The Davis-Lenox House is a 3-bay, 3½-story, red brick Georgian row house built on this 21 by 80-foot lot by house carpenter James Davis in 1758. Major David Lenox, a Revolutionary War hero and, later, President of the Bank of the U.S. and U.S. Representative to the Court of St. James, lived there from 1779 to 1810. The original house measured only 30 feet deep, with a separate kitchen building in the back. In 1784, Lenox added a third floor and a garret and constructed a new two-story kitchen building, which was attached to the main house via a “piazza” with a staircase.
Over the course of the next century and three quarters, the house changed ownership nearly 20 times, eventually becoming a rooming house. The 1940 census lists three households residing in the property, plus eight lodgers. These residents hailed from Russia, Ireland, Germany, Sweden, and the Eastern United States.
In October 1959, the Philadelphia Society for the Preservation of Landmarks passed a resolution in response to the property’s significant age (it was over two centuries old at the time), prominent location, and the fact that the house had “an unusually large proportion of its fine original paneling and other woodwork left.” Calling the house, at that point, “probably the finest un-restored Colonial city house left in Philadelphia,” the Society “resolved that every effort be made to find a new owner who will restore this house to its former elegance.”
C. Jared Ingersoll and his wife, Agnes, purchased the property the next year. Ingersoll was a successful railroad magnate and banker who was descended from a long line of prominent Philadelphians. He also involved himself in civic affairs, as co-chair of the Greater Philadelphia Movement and an active participant on the City Planning Commission. Along with then Mayor Richardson Dilworth’s move to the area as well, the Ingersolls’ move from the suburbs to Society Hill was a widely touted indicator of the neighborhood’s changing fortunes.
In an essay she wrote in an antique show catalog, Agnes described walking by the building and appreciating the attractive proportions of the “startlingly dilapidated, dreary, and yet, to our eyes, very charming old house.” When she and her husband asked to look inside, they found a scene that was “at once horrifying and challenging. All ten rooms of the house were still inhabited, despite lack of water, electricity and heat, which had been turned off some months before. The lawful tenants had moved away and the Redevelopment Authority was in process of evacuating the squatters… We stumbled about with flashlights, picking our way among indescribable rubbish ankle deep, scattering as we walked roaches and mice and, yes, even rats.” Their explorations also uncovered early paneling on the walls of many rooms, original hinges, fireplaces with breasted closets, and chair rails. The relatively untouched nature of the house, particularly relative to neighboring properties, only increased its appeal. But when they actually acquired the property, vandals and scavengers had already removed some of these details.
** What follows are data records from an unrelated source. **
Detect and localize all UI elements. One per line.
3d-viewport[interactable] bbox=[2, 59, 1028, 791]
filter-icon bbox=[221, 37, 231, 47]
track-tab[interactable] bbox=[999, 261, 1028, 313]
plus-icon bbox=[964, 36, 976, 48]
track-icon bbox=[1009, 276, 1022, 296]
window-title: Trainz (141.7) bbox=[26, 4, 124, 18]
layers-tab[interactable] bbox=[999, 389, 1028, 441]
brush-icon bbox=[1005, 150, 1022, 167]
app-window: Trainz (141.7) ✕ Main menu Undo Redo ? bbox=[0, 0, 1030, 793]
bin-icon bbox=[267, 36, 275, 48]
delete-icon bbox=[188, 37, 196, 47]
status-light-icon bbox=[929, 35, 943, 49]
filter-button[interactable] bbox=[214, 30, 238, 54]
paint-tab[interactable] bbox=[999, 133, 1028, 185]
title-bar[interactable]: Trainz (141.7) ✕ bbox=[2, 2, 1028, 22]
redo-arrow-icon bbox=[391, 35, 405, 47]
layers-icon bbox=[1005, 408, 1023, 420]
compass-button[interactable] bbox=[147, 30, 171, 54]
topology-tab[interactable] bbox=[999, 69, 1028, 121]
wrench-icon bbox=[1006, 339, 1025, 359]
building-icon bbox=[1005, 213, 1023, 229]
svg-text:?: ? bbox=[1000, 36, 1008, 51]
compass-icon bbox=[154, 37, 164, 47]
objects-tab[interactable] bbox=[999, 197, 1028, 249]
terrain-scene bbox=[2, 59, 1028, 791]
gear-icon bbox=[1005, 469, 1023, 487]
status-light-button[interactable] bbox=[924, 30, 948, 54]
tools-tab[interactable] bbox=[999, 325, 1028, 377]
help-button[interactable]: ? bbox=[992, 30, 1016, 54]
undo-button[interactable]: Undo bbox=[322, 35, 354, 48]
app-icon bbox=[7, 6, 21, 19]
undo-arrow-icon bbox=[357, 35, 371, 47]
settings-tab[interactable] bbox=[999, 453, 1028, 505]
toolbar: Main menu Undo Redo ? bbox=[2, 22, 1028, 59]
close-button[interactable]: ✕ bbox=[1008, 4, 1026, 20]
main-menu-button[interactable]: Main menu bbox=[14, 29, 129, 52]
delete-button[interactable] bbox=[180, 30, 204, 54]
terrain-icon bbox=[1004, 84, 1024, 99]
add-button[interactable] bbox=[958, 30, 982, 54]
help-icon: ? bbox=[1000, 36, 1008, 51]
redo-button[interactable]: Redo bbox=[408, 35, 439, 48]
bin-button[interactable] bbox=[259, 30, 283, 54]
Over the course of eight months during 1960-61, architect George Roberts and builder Melvin Grebe restored the property back to its 1784 state. He and his clients drew, in part, upon old fire insurance surveys, from the Philadelphia Contributionship, as the basis for some of the restoration work. Research at the City Archives and Athenaeum of Philadelphia rounded out their historical investigations.
Exterior alterations included: replacing the current platform and railing with marble steps, installing a full set of paneled shutters on the front (and the first floor of the rear), replacing the rear windows, and demolishing a frame building out back. Whenever possible, they accomplished this work by reinstalling original elements, including the marble front steps (which were found in the cellar), as well as recovered window sashes and shutters.
While the Historical Commission only required that the new owners restore the exterior to prescribed conditions, the Ingersolls took this one step further and restored the interior as well. There, they removed extraneous partitions, replaced missing doors and woodwork with antique doors and/or made-to-order replacements that matched 18th century period details, uncovered hearths, and exposed the random width Pennsylvania yellow pine floors that had been hidden under linoleum. When patching was necessary, they found comparable old wood from the sites of demolished food markets on Front Street. Penelope Hartshorne, an architect with the National Parks Service and future resident of a Society Hill row house herself, scraped off layers of paint in each room to uncover the original moulding colors. Her work revealed an array of cream, light green, tan, and red brown shades. For the walls, they also commissioned reproductions of 18th century print wallpaper. Antique furniture completed the look.
Although the Ingersolls had in mind to adjust themselves to the house, rather than the other way around, they still incorporated several modernizing changes. They added three new bathrooms on the first and second stories of the piazza section of the house, updated the kitchen, rebuilt all of the chimneys for safety, and installed a hot air gas-fired heater in the basement.
Once the renovation was complete, stories about the house appeared in publications including the Christian Science Monitor and the Detroit Free Press. The house was also prominently featured on early walking tours in the renewing neighborhood. Agnes Ingersoll also heavily involved herself in restoration work throughout Society Hill by going on to chair the Historic Houses Committee of the Old Philadelphia Development Corporation, which was tasked with matching available properties with potential buyers.